Fenomena Vape Jadi Tren Anak Muda, BNN Ingatkan Bahaya yang Mengintai

  • 09 Mei 2026 20:02 WIB
  •  Malang

RRI.CO.ID, Malang - Fenomena penggunaan vape atau rokok elektrik semakin marak di kalangan anak muda Indonesia. Bentuknya yang modern, rasa yang beragam, serta desain yang estetik membuat vape dianggap sebagai bagian dari gaya hidup masa kini.

Namun di balik popularitasnya, vape mulai menjadi perhatian serius dari Badan Narkotika Nasional atau BNN. Menurut BNN, banyak pengguna vape yang tidak mengetahui kandungan cairan atau liquid yang mereka gunakan. Beberapa hasil penelitian bahkan menemukan adanya cairan vape yang positif mengandung narkotika sehingga sangat berbahaya bagi kesehatan dan masa depan generasi muda.

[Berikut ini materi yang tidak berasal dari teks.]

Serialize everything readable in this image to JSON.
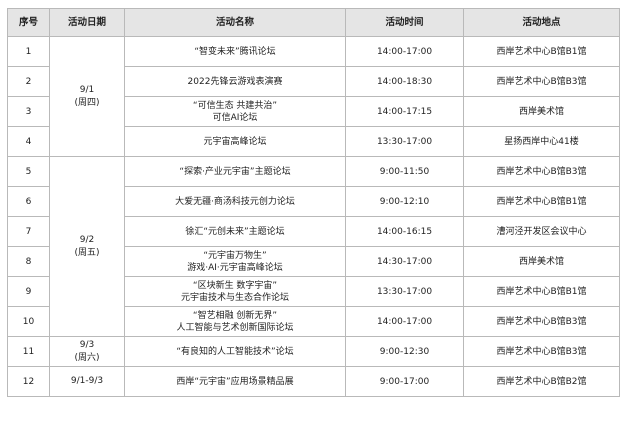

“Bahaya vape tidak hanya soal kecanduan nikotin, tetapi juga potensi penyalahgunaan narkotika. Generasi muda harus berpikir kritis dan mulai mengurangi penggunaan vape. Jangan sampai tren sesaat justru merusak masa depan,” ujar Budi Hariyanto, S.E., M.M, Katim Pencegahan BNN Kota Batu kepada RRI, Sabtu (9/5/2026).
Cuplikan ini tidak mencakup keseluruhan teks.